The geometric distribution models how many trials you need before getting your first success in a series of independent experiments. Whether it's coin flips, product inspections, or job interviews, any time you're asking "how many attempts until it finally works?", the geometric distribution is your tool.

Geometric Distribution Probability Calculations

The geometric distribution applies when you have Bernoulli trials: repeated independent trials where each trial has only two outcomes (success or failure) and the probability of success $p$ stays the same every time.

The random variable $X$ represents the number of trials until the first success. The probability mass function (PMF) is:

$P(X = k) = (1 - p)^{k-1} \cdot p$

where $k = 1, 2, 3, \ldots$

The logic behind this formula: to get your first success on trial $k$ , you need $k - 1$ failures in a row (each with probability $1 - p$ ), followed by one success (probability $p$ ).

To calculate a geometric probability:

Identify the probability of success $p$ for each trial.
Determine $k$ , the specific trial number you're calculating the probability for.
Plug into the PMF and simplify.

Example: A weighted coin has a 0.4 probability of landing heads. What's the probability that the first heads occurs on the 3rd flip?

$P(X = 3) = (1 - 0.4)^{3-1} \cdot 0.4 = (0.6)^2 \cdot 0.4 = 0.36 \cdot 0.4 = 0.144$

Geometric distribution probability calculations, Category:Geometric distribution - Wikimedia Commons

Interpreting Geometric Distribution Parameters

Mean (expected value):

$E(X) = \frac{1}{p}$

This tells you the average number of trials needed to get the first success. For example, since the probability of rolling a 6 on a fair die is $\frac{1}{6}$ , you'd expect on average $\frac{1}{1/6} = 6$ rolls to get your first 6.

Notice the intuition: a lower probability of success means you'll need more trials on average.

Standard deviation:

$\sigma = \sqrt{\frac{1 - p}{p^2}}$

This measures how much variability there is in the number of trials needed. A higher standard deviation means the actual number of attempts could differ a lot from the mean.

When applying these to real-world problems, always interpret in context. If $p = 0.2$ for getting hired at each job interview, the mean is $\frac{1}{0.2} = 5$ interviews, and the standard deviation is $\sqrt{\frac{0.8}{0.04}} = \sqrt{20} \approx 4.47$ interviews. You'd say: "On average, a person needs 5 interviews to get hired, with a standard deviation of about 4.47 interviews, indicating quite a bit of variability."

Geometric distribution probability calculations, Probability a: Bernoulli trial on Vimeo

Two Cases of Geometric Distributions

Your textbook or exam may define the geometric distribution in one of two ways. Read problems carefully to figure out which version is being used.

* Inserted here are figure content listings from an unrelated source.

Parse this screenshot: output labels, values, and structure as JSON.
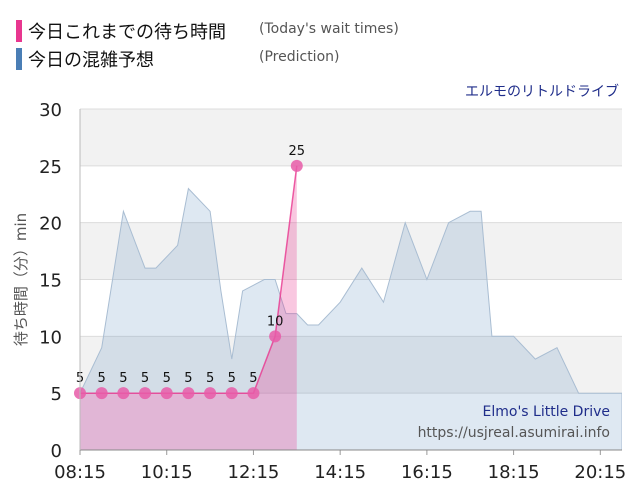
{
  "legend": {
    "actual_label": "今日これまでの待ち時間",
    "actual_sub": "(Today's wait times)",
    "prediction_label": "今日の混雑予想",
    "prediction_sub": "(Prediction)",
    "actual_color": "#e8368f",
    "prediction_color": "#4a7eb5"
  },
  "attraction_name": "エルモのリトルドライブ",
  "watermark": {
    "name": "Elmo's Little Drive",
    "url": "https://usjreal.asumirai.info"
  },
  "chart_data": {
    "type": "area",
    "xlabel": "",
    "ylabel": "待ち時間（分）min",
    "ylim": [
      0,
      30
    ],
    "yticks": [
      0,
      5,
      10,
      15,
      20,
      25,
      30
    ],
    "x_tick_labels": [
      "08:15",
      "10:15",
      "12:15",
      "14:15",
      "16:15",
      "18:15",
      "20:15"
    ],
    "x_range": [
      "08:15",
      "20:45"
    ],
    "grid": true,
    "series": [
      {
        "name": "今日の混雑予想",
        "color": "#4a7eb5",
        "x": [
          "08:15",
          "08:45",
          "09:15",
          "09:45",
          "10:00",
          "10:30",
          "10:45",
          "11:15",
          "11:30",
          "11:45",
          "12:00",
          "12:30",
          "12:45",
          "13:00",
          "13:15",
          "13:30",
          "13:45",
          "14:15",
          "14:45",
          "15:15",
          "15:45",
          "16:15",
          "16:45",
          "17:15",
          "17:30",
          "17:45",
          "18:00",
          "18:15",
          "18:45",
          "19:15",
          "19:45",
          "20:00",
          "20:15",
          "20:45"
        ],
        "values": [
          5,
          9,
          21,
          16,
          16,
          18,
          23,
          21,
          14,
          8,
          14,
          15,
          15,
          12,
          12,
          11,
          11,
          13,
          16,
          13,
          20,
          15,
          20,
          21,
          21,
          10,
          10,
          10,
          8,
          9,
          5,
          5,
          5,
          5
        ]
      },
      {
        "name": "今日これまでの待ち時間",
        "color": "#e8368f",
        "x": [
          "08:15",
          "08:45",
          "09:15",
          "09:45",
          "10:15",
          "10:45",
          "11:15",
          "11:45",
          "12:15",
          "12:45",
          "13:15"
        ],
        "values": [
          5,
          5,
          5,
          5,
          5,
          5,
          5,
          5,
          5,
          10,
          25
        ]
      }
    ]
  }
}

Case 1: $X$ = number of trials until the first success (includes the success trial)
- $X$ can be 1, 2, 3, ...
- PMF: $P(X = k) = (1 - p)^{k-1} \cdot p$ , where $k = 1, 2, 3, \ldots$
- Mean: $E(X) = \frac{1}{p}$
Case 2: $Y$ = number of failures before the first success (does not include the success trial)
- $Y$ can be 0, 1, 2, ...
- PMF: $P(Y = k) = (1 - p)^{k} \cdot p$ , where $k = 0, 1, 2, \ldots$
- Mean: $E(Y) = \frac{1 - p}{p}$

The key difference: Case 1 starts at $k = 1$ with exponent $k - 1$ , while Case 2 starts at $k = 0$ with exponent $k$ . The two are related by $Y = X - 1$ . Most intro stats courses use Case 1.

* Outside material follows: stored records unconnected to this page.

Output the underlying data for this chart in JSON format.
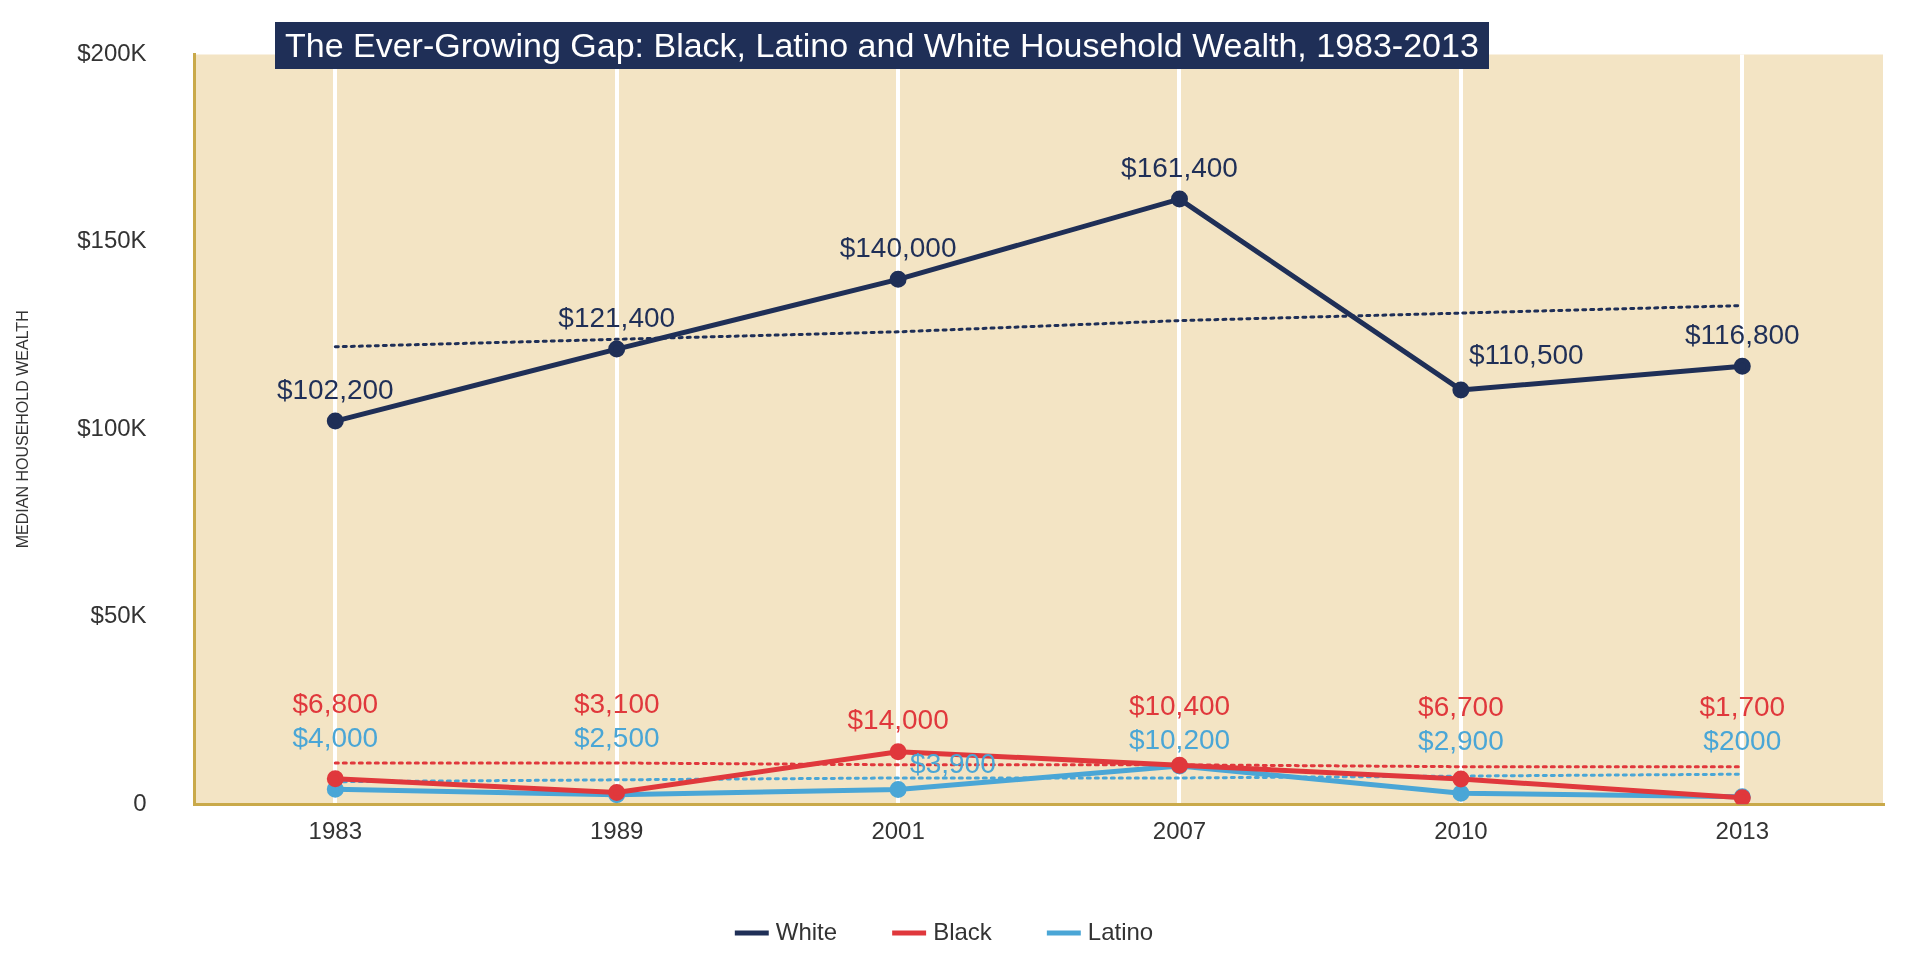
{
  "chart_data": {
    "type": "line",
    "title": "The Ever-Growing Gap: Black, Latino and White Household Wealth, 1983-2013",
    "ylabel": "MEDIAN HOUSEHOLD WEALTH",
    "categories": [
      "1983",
      "1989",
      "2001",
      "2007",
      "2010",
      "2013"
    ],
    "series": [
      {
        "name": "White",
        "color": "#1f2f57",
        "values": [
          102200,
          121400,
          140000,
          161400,
          110500,
          116800
        ],
        "value_labels": [
          "$102,200",
          "$121,400",
          "$140,000",
          "$161,400",
          "$110,500",
          "$116,800"
        ]
      },
      {
        "name": "Black",
        "color": "#e0383c",
        "values": [
          6800,
          3100,
          14000,
          10400,
          6700,
          1700
        ],
        "value_labels": [
          "$6,800",
          "$3,100",
          "$14,000",
          "$10,400",
          "$6,700",
          "$1,700"
        ]
      },
      {
        "name": "Latino",
        "color": "#4aa6d6",
        "values": [
          4000,
          2500,
          3900,
          10200,
          2900,
          2000
        ],
        "value_labels": [
          "$4,000",
          "$2,500",
          "$3,900",
          "$10,200",
          "$2,900",
          "$2000"
        ]
      },
      {
        "type": "line",
        "color": "#1f2f57",
        "line_style": "dotted",
        "marker": "none",
        "values": [
          122000,
          124000,
          126000,
          129000,
          131000,
          133000
        ]
      },
      {
        "type": "line",
        "color": "#e0383c",
        "line_style": "dotted",
        "marker": "none",
        "values": [
          11000,
          11000,
          10500,
          10500,
          10000,
          10000
        ]
      },
      {
        "type": "line",
        "color": "#4aa6d6",
        "line_style": "dotted",
        "marker": "none",
        "values": [
          6000,
          6500,
          7000,
          7000,
          7500,
          8000
        ]
      }
    ],
    "ylim": [
      0,
      200000
    ],
    "yticks": [
      0,
      {
        "value": 50000,
        "label": "$50K"
      },
      {
        "value": 100000,
        "label": "$100K"
      },
      {
        "value": 150000,
        "label": "$150K"
      },
      {
        "value": 200000,
        "label": "$200K"
      }
    ],
    "grid": "x",
    "legend": "bottom",
    "marker": "circle",
    "line_style": "solid"
  }
}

The cumulative distribution function (CDF) gives the probability that the first success occurs within $k$ trials or fewer:

$P(X \leq k) = 1 - (1 - p)^k$

This is useful when a problem asks something like "what's the probability of getting at least one success in 5 tries?" rather than asking about a specific trial number.

The negative binomial distribution extends the geometric distribution to model the number of trials needed to achieve a specified number of successes (not just the first). The geometric distribution is the special case where you need exactly one success.